I’m not sexist enough to think that this double-handful of men represents all men’s experience either, but recently I’ve encountered this deserving attitude among other male artists, and when I think about the female artists I know, I perceive a depth of questioning not present in the men. In certain fields, entitlement isn’t even well-hidden, such as publishing. (For one example of a discussion of this problem see this New York Times article on how literary books by women are viewed compared to those by male authors, or this, regarding the Caldecott award.)
The more I thought about it, though, the more I had the feeling that another fundamental difference between my experience and the creators in the film is a sense of sacred in the pursuit of art. The only time a discussion between artists in the film got close to that idea, it was squashed under the materialist point of view. Michael Meade, a storyteller and mythologist, provided a refreshing counterpoint, with his discussion of reaching down into the deepest levels of awareness, and Amit Goswami, a quantum physicist, talked of archetypes, but the artists themselves shied away from the sacred in their work. Perhaps that’s why their art didn’t move me in any way.

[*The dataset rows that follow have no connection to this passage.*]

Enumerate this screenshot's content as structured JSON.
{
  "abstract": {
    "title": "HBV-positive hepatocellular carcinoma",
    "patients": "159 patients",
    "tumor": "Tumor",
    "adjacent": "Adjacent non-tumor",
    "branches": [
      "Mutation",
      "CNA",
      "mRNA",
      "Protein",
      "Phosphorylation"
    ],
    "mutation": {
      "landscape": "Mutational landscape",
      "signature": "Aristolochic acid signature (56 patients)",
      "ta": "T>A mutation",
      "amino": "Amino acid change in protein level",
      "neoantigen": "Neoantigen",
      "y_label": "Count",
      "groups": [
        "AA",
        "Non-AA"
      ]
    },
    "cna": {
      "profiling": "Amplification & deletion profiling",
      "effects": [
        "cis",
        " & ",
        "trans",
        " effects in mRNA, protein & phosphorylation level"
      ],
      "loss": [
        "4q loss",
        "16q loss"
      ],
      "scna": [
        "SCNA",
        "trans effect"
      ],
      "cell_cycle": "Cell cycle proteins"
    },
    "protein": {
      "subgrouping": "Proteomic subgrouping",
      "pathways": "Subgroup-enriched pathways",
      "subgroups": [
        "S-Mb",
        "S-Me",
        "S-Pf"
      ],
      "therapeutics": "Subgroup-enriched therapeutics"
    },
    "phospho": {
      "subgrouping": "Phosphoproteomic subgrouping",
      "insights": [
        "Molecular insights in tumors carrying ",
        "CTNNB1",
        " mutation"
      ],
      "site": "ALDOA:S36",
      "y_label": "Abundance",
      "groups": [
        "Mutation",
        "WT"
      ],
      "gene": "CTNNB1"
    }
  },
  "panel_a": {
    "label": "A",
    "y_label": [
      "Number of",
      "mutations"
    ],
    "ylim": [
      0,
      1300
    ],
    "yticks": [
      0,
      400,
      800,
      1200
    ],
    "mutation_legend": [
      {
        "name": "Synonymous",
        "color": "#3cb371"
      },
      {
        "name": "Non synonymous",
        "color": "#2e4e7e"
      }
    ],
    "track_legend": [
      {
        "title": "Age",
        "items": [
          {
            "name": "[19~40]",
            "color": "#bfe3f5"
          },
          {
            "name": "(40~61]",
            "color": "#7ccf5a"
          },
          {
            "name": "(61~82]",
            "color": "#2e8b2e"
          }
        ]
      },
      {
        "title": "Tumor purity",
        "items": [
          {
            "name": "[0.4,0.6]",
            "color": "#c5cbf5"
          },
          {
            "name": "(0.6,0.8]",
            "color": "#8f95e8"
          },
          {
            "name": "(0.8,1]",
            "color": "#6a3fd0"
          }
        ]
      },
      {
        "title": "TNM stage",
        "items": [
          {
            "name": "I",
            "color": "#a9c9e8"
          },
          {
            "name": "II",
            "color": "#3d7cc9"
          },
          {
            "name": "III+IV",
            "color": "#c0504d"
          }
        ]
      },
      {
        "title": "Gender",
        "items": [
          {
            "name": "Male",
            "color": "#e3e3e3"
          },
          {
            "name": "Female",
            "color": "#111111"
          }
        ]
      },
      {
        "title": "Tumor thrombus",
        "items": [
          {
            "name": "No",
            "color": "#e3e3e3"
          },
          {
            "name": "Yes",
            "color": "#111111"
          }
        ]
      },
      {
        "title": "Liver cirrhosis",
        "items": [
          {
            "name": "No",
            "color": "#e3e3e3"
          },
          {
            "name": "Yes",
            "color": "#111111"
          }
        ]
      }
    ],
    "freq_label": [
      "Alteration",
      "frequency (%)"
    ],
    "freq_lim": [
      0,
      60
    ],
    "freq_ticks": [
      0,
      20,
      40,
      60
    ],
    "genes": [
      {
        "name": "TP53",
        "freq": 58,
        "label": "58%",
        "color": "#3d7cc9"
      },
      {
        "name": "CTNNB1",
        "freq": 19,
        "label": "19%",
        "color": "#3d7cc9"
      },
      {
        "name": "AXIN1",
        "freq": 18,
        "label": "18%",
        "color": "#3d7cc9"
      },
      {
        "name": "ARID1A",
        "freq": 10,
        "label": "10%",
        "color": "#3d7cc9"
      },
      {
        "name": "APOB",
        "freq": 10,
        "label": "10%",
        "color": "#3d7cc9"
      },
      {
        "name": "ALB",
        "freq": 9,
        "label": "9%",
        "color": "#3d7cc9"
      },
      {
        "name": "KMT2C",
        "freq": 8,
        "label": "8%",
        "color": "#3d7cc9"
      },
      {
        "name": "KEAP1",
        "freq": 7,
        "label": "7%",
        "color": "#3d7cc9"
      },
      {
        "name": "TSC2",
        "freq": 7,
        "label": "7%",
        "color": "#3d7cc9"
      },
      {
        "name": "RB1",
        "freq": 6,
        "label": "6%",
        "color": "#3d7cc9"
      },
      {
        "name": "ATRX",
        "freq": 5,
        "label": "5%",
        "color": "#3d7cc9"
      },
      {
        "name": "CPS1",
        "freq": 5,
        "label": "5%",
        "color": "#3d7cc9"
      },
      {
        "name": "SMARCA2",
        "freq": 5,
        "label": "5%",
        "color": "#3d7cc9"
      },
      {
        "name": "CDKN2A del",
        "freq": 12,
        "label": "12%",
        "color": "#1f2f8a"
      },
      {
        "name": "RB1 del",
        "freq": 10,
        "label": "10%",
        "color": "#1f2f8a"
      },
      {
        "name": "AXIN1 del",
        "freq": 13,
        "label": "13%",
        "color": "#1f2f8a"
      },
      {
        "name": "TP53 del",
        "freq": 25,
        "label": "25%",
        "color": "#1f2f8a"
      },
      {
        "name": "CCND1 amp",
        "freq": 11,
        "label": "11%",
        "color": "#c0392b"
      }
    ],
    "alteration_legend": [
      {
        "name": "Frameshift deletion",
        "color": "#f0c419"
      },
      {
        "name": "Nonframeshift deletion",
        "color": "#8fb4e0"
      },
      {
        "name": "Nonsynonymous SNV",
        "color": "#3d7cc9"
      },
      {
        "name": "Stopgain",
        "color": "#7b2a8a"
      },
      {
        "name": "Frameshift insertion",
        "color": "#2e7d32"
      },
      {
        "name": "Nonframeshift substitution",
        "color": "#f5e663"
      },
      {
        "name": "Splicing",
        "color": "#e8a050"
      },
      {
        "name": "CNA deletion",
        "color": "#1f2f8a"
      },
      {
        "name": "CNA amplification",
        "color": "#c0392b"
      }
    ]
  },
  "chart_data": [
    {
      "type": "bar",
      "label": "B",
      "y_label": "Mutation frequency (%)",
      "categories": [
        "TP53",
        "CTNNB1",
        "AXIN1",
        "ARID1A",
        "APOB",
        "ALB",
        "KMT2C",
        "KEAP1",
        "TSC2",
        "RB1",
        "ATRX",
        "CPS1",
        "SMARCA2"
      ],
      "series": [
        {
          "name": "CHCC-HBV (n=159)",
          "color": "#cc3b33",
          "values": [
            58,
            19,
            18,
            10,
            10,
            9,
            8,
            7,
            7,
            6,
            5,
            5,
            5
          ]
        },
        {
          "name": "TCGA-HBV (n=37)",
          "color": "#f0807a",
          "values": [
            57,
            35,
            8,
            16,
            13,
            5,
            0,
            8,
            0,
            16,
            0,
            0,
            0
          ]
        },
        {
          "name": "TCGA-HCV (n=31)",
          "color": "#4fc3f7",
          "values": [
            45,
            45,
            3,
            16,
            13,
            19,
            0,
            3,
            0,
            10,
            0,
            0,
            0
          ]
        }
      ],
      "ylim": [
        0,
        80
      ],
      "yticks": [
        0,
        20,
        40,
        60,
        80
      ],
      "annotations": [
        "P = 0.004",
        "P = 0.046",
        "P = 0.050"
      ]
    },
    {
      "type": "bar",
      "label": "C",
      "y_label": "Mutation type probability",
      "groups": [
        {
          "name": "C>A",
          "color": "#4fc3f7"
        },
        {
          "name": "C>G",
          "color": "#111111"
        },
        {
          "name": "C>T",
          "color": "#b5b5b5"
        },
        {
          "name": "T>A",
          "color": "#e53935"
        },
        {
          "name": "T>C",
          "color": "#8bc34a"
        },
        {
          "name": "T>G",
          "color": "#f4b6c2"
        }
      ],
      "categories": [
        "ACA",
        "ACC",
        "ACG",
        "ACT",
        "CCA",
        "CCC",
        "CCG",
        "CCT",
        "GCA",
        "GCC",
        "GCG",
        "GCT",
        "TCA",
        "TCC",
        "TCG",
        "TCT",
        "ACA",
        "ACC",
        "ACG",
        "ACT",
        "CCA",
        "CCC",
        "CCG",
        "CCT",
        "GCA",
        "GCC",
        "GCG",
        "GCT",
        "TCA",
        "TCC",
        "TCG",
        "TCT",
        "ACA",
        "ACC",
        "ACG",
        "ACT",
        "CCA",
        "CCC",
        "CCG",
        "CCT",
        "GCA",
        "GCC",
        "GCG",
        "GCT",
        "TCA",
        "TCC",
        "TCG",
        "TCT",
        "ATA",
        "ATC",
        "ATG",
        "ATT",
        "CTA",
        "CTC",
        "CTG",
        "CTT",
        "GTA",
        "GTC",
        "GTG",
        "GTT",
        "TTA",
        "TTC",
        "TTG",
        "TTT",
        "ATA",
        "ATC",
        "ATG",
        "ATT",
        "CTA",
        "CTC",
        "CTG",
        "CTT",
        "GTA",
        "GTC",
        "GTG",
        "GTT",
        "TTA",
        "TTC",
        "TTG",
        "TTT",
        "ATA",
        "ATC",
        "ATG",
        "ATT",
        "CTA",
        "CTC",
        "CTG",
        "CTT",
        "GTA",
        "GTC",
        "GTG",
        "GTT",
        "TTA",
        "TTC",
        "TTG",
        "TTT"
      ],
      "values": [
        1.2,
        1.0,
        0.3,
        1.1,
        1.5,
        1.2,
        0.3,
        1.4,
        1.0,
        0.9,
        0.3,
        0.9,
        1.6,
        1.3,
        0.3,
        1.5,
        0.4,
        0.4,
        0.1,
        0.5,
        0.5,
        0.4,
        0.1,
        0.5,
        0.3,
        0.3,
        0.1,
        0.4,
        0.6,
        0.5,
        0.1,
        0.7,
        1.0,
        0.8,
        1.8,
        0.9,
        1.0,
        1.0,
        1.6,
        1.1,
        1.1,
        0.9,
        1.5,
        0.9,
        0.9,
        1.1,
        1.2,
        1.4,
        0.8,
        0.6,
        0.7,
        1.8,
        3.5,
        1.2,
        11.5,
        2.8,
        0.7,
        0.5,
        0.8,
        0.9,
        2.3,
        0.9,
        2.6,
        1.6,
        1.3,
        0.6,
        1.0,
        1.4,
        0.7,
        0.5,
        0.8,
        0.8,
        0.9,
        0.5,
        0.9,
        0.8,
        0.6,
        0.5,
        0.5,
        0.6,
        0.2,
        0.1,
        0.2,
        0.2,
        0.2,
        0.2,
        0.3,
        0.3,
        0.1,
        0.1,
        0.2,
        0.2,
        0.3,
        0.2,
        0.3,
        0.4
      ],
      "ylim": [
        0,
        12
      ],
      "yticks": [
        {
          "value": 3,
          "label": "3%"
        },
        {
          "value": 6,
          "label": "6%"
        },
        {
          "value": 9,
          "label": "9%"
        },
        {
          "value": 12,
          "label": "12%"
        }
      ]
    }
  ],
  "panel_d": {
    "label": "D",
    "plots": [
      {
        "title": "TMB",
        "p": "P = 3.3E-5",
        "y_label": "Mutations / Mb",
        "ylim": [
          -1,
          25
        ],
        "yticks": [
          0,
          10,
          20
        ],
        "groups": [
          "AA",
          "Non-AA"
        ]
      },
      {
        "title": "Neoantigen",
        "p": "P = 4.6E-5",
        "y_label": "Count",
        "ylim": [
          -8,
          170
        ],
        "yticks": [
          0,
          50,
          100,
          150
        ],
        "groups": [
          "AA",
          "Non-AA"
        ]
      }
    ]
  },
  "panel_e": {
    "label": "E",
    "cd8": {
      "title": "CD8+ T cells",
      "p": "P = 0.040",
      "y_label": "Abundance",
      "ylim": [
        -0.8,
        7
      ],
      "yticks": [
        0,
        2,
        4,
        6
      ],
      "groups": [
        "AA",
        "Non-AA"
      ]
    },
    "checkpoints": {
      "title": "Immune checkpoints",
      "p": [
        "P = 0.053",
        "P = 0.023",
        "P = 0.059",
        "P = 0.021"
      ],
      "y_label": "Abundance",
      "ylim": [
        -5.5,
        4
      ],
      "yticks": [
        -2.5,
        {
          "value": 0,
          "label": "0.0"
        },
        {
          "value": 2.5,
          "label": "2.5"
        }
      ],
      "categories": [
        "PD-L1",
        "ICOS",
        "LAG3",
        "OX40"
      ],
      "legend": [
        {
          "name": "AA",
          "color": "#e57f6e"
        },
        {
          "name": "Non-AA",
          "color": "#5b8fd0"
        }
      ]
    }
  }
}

So if it’s sacred, why don’t I feel the fundamental right to assume that the world should experience my work? As a woman in my fifties, I was raised in a world where women’s voices didn’t matter as much in public arenas. Most of the famous women I learned about were movie stars, not the movers and shakers of political and professional life. The teachers in the elementary schools I attended were almost exclusively women, with more and more male teachers as I grew up, associating women with childhood–something less than the full adulthood represented by men. (This pattern hasn’t changed much, as my daughters experienced the same trend.) Mothers primarily stayed at home, channeling their creative energies into parenting and housework. Abandoning either for a full day of painting or composing music or professional work was a rare choice.
My generation was in the forefront of figuring out how to balance the various callings and rising expectations of changing gender roles. I’ve had the privilege of being a stay-at-home mom, with a spouse supportive of my creative efforts. I’ve come to understand that parenting is the most demanding job there is, in terms of creativity, but it was never the only channel that wanted filling. My problem isn’t doubt about any particular project’s artistic demands, which was the focus of the artists in the film, though I certainly have faced those doubts. My problem is doubt at a deeper level–is it right for me to shift the channel to more introverted, selfish pursuits, away from the demands of motherhood and housework? Even as my children have grown and the demands of motherhood have lessened, I still question, every day, whether the art I’m embarking on is the right way for me to be spending my time. Wouldn’t it be better to serve the community in some way, or get a job, finally? Do something “useful” with my life?
I’m well aware that this neurotic questioning isn’t universal to women, or even women in their fifties, but when the curricula in our schools still include the canons of great male artists, great male writers, and great male musicians, with generally only passing reference to some token women, our daughters are still being taught, at a fundamental level, that their art doesn’t matter as much. When modern films like I Live for Art reinforce that message, it’s clear that we still have a very long way to go.